9. Compute Canada controls access to Sensitive Information and Personal Information, regularly verifies the integrity of the data, and monitor for unauthorized access to this data regularly.
10. In the event of unauthorized disclosure of Personal Information, the individuals concerned will be notified.
11. Upon request, Compute Canada will provide a list of Personal Information in its custody and related to the individual making the request, unless there is a legal justification for not doing so. The list will be provided after the verification of the requester's identity.

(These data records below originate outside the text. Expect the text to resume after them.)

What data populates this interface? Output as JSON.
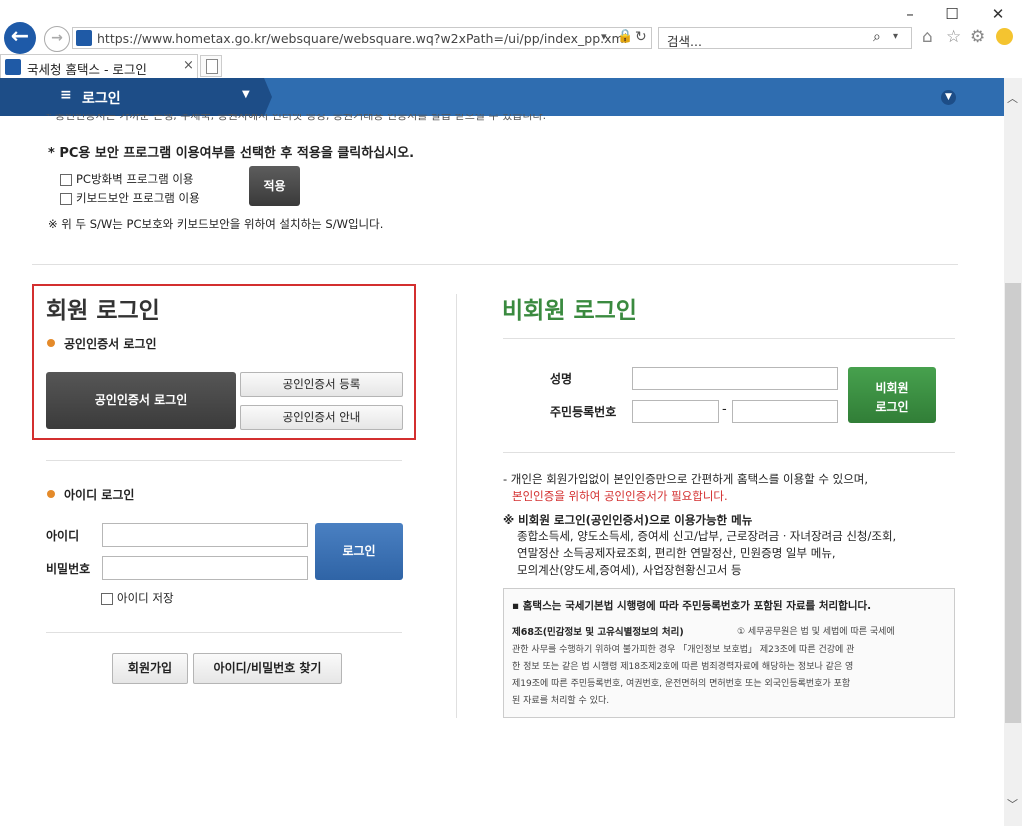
{
  "browser": {
    "url": "https://www.hometax.go.kr/websquare/websquare.wq?w2xPath=/ui/pp/index_pp.xml",
    "search_placeholder": "검색...",
    "tab_title": "국세청 홈택스 - 로그인",
    "tab_close": "×",
    "window_controls": {
      "minimize": "–",
      "maximize": "☐",
      "close": "✕"
    }
  },
  "topnav": {
    "menu_label": "로그인"
  },
  "security": {
    "cut_notice": "* 공인인증서는 가까운 은행, 우체국, 증권사에서 인터넷 뱅킹, 증권거래용 인증서를 발급 받으실 수 있습니다.",
    "instruction": "* PC용 보안 프로그램 이용여부를 선택한 후 적용을 클릭하십시오.",
    "firewall_label": "PC방화벽 프로그램 이용",
    "keyboard_label": "키보드보안 프로그램 이용",
    "apply_label": "적용",
    "note": "※ 위 두 S/W는 PC보호와 키보드보안을 위하여 설치하는 S/W입니다."
  },
  "member": {
    "title": "회원 로그인",
    "cert_section": "공인인증서 로그인",
    "cert_login_btn": "공인인증서 로그인",
    "cert_register_btn": "공인인증서 등록",
    "cert_guide_btn": "공인인증서 안내",
    "id_section": "아이디 로그인",
    "id_label": "아이디",
    "pw_label": "비밀번호",
    "login_btn": "로그인",
    "save_id_label": "아이디 저장",
    "signup_btn": "회원가입",
    "find_btn": "아이디/비밀번호 찾기"
  },
  "guest": {
    "title": "비회원 로그인",
    "name_label": "성명",
    "rrn_label": "주민등록번호",
    "rrn_dash": "-",
    "login_btn_line1": "비회원",
    "login_btn_line2": "로그인",
    "desc_line1": "- 개인은 회원가입없이 본인인증만으로 간편하게 홈택스를 이용할 수 있으며,",
    "desc_line2": "본인인증을 위하여 공인인증서가 필요합니다.",
    "menu_title": "※ 비회원 로그인(공인인증서)으로 이용가능한 메뉴",
    "menu_line1": "종합소득세, 양도소득세, 증여세 신고/납부, 근로장려금ㆍ자녀장려금 신청/조회,",
    "menu_line2": "연말정산 소득공제자료조회, 편리한 연말정산, 민원증명 일부 메뉴,",
    "menu_line3": "모의계산(양도세,증여세), 사업장현황신고서 등",
    "legal_title": "▪ 홈택스는 국세기본법 시행령에 따라 주민등록번호가 포함된 자료를 처리합니다.",
    "legal_bold": "제68조(민감정보 및 고유식별정보의 처리)",
    "legal_line1": "① 세무공무원은 법 및 세법에 따른 국세에",
    "legal_line2": "관한 사무를 수행하기 위하여 불가피한 경우 「개인정보 보호법」 제23조에 따른 건강에 관",
    "legal_line3": "한 정보 또는 같은 법 시행령 제18조제2호에 따른 범죄경력자료에 해당하는 정보나 같은 영",
    "legal_line4": "제19조에 따른 주민등록번호, 여권번호, 운전면허의 면허번호 또는 외국인등록번호가 포함",
    "legal_line5": "된 자료를 처리할 수 있다."
  },
  "colors": {
    "nav_blue": "#2f6db0",
    "highlight_red": "#d32f2f",
    "guest_green": "#3a8a3f",
    "login_blue": "#3a6fb0"
  }
}
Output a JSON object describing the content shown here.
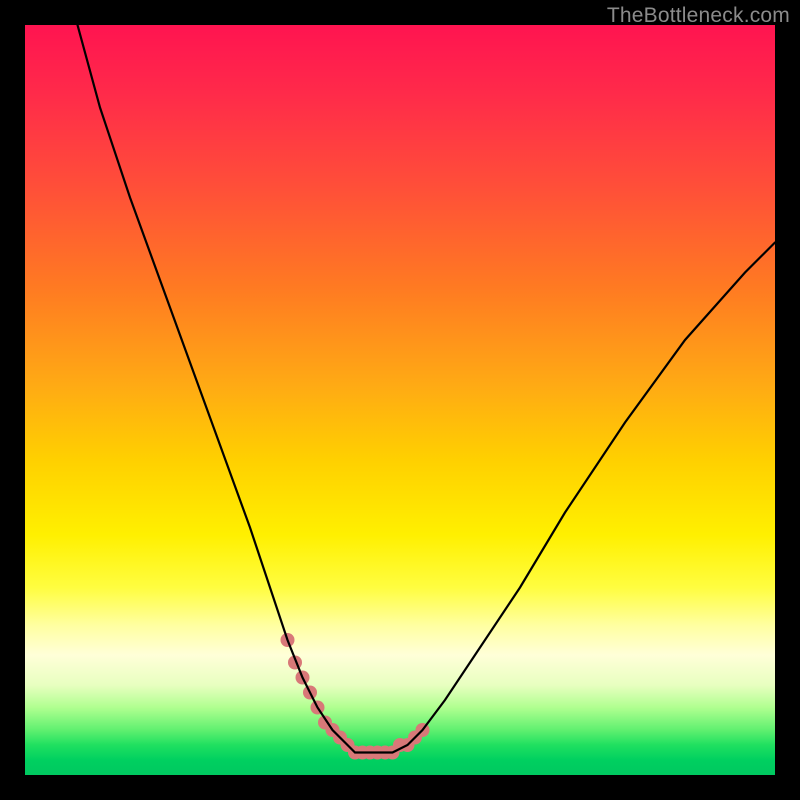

5.2 Policies for Information and Personal Information in Users custody

Policies in force for Information and Personal Information that a User stores, use or transmit on an Information System are:

12. Any User that stores or processes Personal Information on an Information System must declare the presence of such data. This declaration must include the elements listed in section 4.2.
13. Not every Information System is appropriate to store, process or transmit Personal Information. Users must use an appropriate Information System for Personal information. CC Team Members can provide guidance with the selection of the appropriate Information System and on the security methods and procedures that apply.
14. All Personal Information that is stored or processed on an Information System must be declared to Compute Canada. Any undeclared Personal Information will be considered by Compute Canada as any other Information in User custody.
15. All Personal Information declared must include a lifecycle. Upon data end of life, Compute Canada or any authorized CC Team Member will contact the Owner to confirm or where necessary to arrange destruction of the expired Personal Information. Upon failure to answer within a reasonable period, Compute Canada reserves the right to permanently delete the data in accordance with the lifecycle declaration made by the Owner.
16. Any request to access Personal Information will be transmitted to the Owner. No access will be granted by Compute Canada, except where required by law, where the Owner demonstrates the legality of such access or where the requester is the individual concerned by the information and no legal justification prevents disclosure.
17. Any unauthorized access to Personal Information will be reported to the Owner.
18. The Owner must respond in a timely fashion to requests for access.
19. Compute Canada and CC Team Members will not access data in User custody except with the consent of the User, where required by law or subject to the conditions given and authorized by the data classification guideline. Compute Canada reserves the right to access such data to Investigate or to preserve Information and Information System integrity. These accesses will be monitored, temporary, minimized and limited to the scope and timeframe of the investigation.
20. The User is solely responsible and respondent for compliance with laws and regulations concerning the information in their custody. The User's home institution rules and procedures for data protection and privacy might apply and it is the User's responsibility to undertake any action required to comply.
21. Compute Canada will provide the Users with rules, procedures and mechanisms for a reasonable level of security for Information in their custody on an Information System.

6 - Implementation and revision

This Policy is adopted and enters into force on the date of its adoption. It will be review by the Compute Canada Security Council once a year or at any time deemed necessary.